Professor Andrew Parnell, director of UCD’s Aimsir research centre, will outline how weather forecasting has been “completely upended” by AI over the past three to four years, when he appears before the joint Oireachtas committee on AI.

“Our traditional weather forecasts are based on mathematical equations of the atmospheric system and have served us well over the last 70 years,” he will say.

“For example, back in the 1960s, our error in estimating the track of an Atlantic storm for where it would be in three days’ time was over 700km. By the early 2020s, with satellites and our modern computational systems, it has fallen to around 100km.

“The one-day forecast is now below 50km.

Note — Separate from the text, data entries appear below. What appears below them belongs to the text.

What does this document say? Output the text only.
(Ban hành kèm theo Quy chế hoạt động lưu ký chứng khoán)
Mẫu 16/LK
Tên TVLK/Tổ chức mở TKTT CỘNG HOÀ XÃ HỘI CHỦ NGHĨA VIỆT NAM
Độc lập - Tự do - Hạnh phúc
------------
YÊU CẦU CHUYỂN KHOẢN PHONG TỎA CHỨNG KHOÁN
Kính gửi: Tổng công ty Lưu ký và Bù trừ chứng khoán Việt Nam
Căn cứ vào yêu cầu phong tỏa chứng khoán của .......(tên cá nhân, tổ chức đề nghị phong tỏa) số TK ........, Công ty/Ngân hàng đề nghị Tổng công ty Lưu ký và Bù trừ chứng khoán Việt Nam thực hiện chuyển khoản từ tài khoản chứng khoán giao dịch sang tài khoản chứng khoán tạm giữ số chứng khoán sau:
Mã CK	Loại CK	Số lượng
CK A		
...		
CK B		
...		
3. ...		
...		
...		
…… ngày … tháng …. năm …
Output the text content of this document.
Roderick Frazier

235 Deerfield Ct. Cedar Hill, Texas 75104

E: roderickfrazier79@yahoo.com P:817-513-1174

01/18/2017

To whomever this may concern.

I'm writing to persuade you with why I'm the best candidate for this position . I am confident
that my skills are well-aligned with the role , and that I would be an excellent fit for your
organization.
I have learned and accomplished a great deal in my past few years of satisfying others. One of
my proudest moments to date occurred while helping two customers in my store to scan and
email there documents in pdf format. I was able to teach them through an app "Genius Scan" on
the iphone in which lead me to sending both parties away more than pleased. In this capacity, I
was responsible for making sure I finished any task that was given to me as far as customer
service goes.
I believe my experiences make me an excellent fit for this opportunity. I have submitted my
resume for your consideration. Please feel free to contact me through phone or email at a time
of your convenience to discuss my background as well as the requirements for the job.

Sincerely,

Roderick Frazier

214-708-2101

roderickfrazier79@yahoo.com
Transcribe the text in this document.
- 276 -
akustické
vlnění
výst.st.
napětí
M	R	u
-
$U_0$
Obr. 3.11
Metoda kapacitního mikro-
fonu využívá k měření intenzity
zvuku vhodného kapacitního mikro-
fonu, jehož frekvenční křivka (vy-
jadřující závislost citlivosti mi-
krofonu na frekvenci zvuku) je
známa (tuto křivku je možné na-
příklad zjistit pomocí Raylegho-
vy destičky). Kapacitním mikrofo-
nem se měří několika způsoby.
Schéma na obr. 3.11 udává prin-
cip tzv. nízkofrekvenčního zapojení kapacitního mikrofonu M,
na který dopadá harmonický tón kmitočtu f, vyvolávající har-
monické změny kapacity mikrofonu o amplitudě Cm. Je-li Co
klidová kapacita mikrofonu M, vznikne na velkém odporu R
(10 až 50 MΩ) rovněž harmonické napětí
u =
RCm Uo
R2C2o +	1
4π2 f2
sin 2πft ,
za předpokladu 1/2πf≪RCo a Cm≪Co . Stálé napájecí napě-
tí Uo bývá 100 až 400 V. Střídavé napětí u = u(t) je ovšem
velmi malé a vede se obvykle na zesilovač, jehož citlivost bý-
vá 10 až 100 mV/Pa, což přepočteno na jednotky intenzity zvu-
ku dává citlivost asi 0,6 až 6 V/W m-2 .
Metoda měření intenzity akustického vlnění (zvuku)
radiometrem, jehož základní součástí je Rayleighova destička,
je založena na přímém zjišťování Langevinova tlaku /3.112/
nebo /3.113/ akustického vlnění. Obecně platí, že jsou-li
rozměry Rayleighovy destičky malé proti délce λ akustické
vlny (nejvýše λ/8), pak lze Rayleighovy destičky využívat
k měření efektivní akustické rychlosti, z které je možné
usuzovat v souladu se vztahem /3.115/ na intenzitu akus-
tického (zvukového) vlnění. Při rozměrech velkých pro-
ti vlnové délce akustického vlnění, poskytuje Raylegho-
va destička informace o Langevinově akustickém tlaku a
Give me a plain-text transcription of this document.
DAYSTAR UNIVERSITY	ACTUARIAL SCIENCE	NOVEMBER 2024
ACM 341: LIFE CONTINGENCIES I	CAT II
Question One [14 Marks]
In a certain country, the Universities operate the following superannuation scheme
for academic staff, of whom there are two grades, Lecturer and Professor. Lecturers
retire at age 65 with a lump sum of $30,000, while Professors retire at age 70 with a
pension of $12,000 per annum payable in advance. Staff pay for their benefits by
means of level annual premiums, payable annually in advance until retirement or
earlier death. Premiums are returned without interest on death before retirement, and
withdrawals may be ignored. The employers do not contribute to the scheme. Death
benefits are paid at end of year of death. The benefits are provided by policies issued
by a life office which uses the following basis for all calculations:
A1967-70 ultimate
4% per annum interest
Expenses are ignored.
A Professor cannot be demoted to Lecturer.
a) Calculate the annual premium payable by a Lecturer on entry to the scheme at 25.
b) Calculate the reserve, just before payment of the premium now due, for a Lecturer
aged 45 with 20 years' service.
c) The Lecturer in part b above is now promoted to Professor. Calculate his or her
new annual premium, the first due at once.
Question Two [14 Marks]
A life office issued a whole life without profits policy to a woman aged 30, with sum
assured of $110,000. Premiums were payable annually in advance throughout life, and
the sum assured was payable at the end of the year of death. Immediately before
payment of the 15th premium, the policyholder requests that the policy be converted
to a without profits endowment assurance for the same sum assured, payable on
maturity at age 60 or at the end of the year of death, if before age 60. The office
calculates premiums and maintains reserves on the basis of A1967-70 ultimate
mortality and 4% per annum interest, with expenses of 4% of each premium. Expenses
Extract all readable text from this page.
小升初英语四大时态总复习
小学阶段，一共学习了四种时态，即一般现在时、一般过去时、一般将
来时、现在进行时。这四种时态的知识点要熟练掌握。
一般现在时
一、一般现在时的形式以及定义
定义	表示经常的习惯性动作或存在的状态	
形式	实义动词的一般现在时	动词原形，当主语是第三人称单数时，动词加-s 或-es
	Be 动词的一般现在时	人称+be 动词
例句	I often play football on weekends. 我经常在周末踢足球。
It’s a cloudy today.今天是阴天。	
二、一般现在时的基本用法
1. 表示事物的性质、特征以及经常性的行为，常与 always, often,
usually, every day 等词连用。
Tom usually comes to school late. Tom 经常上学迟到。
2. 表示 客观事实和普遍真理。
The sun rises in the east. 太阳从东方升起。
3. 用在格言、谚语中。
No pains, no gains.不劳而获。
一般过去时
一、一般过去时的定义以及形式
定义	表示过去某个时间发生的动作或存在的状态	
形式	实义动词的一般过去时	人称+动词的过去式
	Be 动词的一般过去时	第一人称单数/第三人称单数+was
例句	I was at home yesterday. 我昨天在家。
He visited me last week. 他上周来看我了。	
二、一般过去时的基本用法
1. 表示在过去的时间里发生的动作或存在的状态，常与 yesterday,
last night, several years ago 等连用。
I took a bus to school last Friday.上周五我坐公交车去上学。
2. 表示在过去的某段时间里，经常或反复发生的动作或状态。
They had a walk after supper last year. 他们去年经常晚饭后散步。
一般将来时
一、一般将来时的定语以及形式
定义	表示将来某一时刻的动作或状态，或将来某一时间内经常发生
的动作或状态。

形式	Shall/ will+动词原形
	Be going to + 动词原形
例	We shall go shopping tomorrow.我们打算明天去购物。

These advances have saved countless lives both in Ireland and across the world,” Mr Parnell will tell the committee.

An arial view of Midleton during flooding from Storm Babet in October 2023. Picture: Guileen Coast Guard
An arial view of Midleton during flooding from Storm Babet in October 2023. Picture: Guileen Coast Guard

In 2022, the European Centre for Medium Range Weather Forecasting, funded by 23 European countries including Ireland, released its AI weather forecasting system AIFS, which now beats the latest traditional weather forecasting approaches by 10-15%.

“Perhaps the most remarkable statistic about this new AI method is that it is estimated to be 1,000 times more efficient at producing a weather forecast than our previous approaches,” the academic will say.

“Weather forecasts can be obtained in a fraction of a second, even on a standard laptop that you or I might have on our desks”.

Mr Parnell will tell the committee that the purchase and deployment of the new Caspir high-performance computing system through the Irish Centre for High-End Computing is “vital” for keeping Ireland at the forefront of the data-driven prediction aspect of AI.

Concerns over data centre climate impact

However, professor Jennie Stephens, of the Icarus climate research centre at Maynooth University, will warn of the damaging impact AI is having and will call for a ban on new data centres here.

“Despite decades of scientific evidence demonstrating the urgent societal necessity for fossil fuel phaseout, the rapid deployment of AI has led to a dramatic increase in fossil fuel exploration, extraction, and use,” she will say in her opening statement to the committee.

She will warn that there are currently no “guardrails exist to prevent the ecological devastation” of data centres, so a ban on data centres in Ireland is urgently needed, and new corporate payments for damages are required for existing centres.

Hannah Daly, a professor of sustainable energy at UCC, will echo this by stating that Ireland is among the first countries in the world to experience the consequences of large-scale growth in data centres, which are now accelerating rapidly to serve AI growth.

“Unfortunately, Ireland is increasingly being viewed internationally as a cautionary tale rather than a model to follow,” professor Daly will tell the committee.

“Electricity demand growth from data centres has outpaced planning, grid development, and the pace at which renewable energy is displacing fossil fuels.”